Cada vez que salía a recibirla me sentía inquieta. El corazón me
redoblaba gozosamente en el pecho. En cada ocasión su sonrisa,
su manera de moverse, el peinado, la voz, me producían la misma
impresión de algo nuevo, extraordinario y primordial en mi vida.
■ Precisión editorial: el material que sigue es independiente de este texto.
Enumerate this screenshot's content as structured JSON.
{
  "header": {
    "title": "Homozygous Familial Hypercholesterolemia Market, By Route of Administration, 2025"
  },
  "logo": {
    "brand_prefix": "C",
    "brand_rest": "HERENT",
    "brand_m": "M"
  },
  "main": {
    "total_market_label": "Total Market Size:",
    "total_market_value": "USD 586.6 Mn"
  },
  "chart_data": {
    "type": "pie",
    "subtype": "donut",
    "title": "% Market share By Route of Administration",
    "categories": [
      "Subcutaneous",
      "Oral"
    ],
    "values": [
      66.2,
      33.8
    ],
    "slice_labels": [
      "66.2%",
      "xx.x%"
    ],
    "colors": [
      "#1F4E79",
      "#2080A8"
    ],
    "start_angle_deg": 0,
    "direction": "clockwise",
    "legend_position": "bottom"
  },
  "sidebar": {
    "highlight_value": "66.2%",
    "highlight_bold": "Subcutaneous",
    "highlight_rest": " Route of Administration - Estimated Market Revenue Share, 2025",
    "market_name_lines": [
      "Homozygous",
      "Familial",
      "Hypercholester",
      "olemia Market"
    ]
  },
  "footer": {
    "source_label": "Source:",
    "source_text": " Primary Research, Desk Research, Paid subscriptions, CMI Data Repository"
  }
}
Comíamos juntas, charlábamos, reíamos… o Nicole recitaba
poemas. Pasé aquel verano sin moverme del cortijo, pero sus
visitas se volvieron más espaciadas. El trabajo la retenía largas
temporadas en París.
En su ausencia, yo me sentaba en el porche con las manos
cruzadas, pequeña, encogida y acurrucada como un ovillo. Me
quedaba así durante horas, con el recuerdo de aquella mujer, que
no me abandonaba ni un solo día; mientras rezaba, paseaba o
miraba los limones luneros del cortijo, veía siempre el rostro de
Nicole. Los ojos me dolían de la espera.
Cada vez que Nicole regresaba, hablábamos largo rato. Para mí
no había otro momento sino aquel. La miraba sin cansarme; su
vestido ligero, su talle flexible, sus pequeñas manos, con las uñas
pálidas y las puntas de los dedos suavemente redondeadas. Le
hablaba de lo que jamás me había atrevido a hablarle a nadie:
de mí misma, de mis temores, de mis angustias, pero nunca le
confesaba mi amor, lo escondía tímida y celosamente. Tenía
miedo de todo lo que pudiera hacer evidente mi secreto.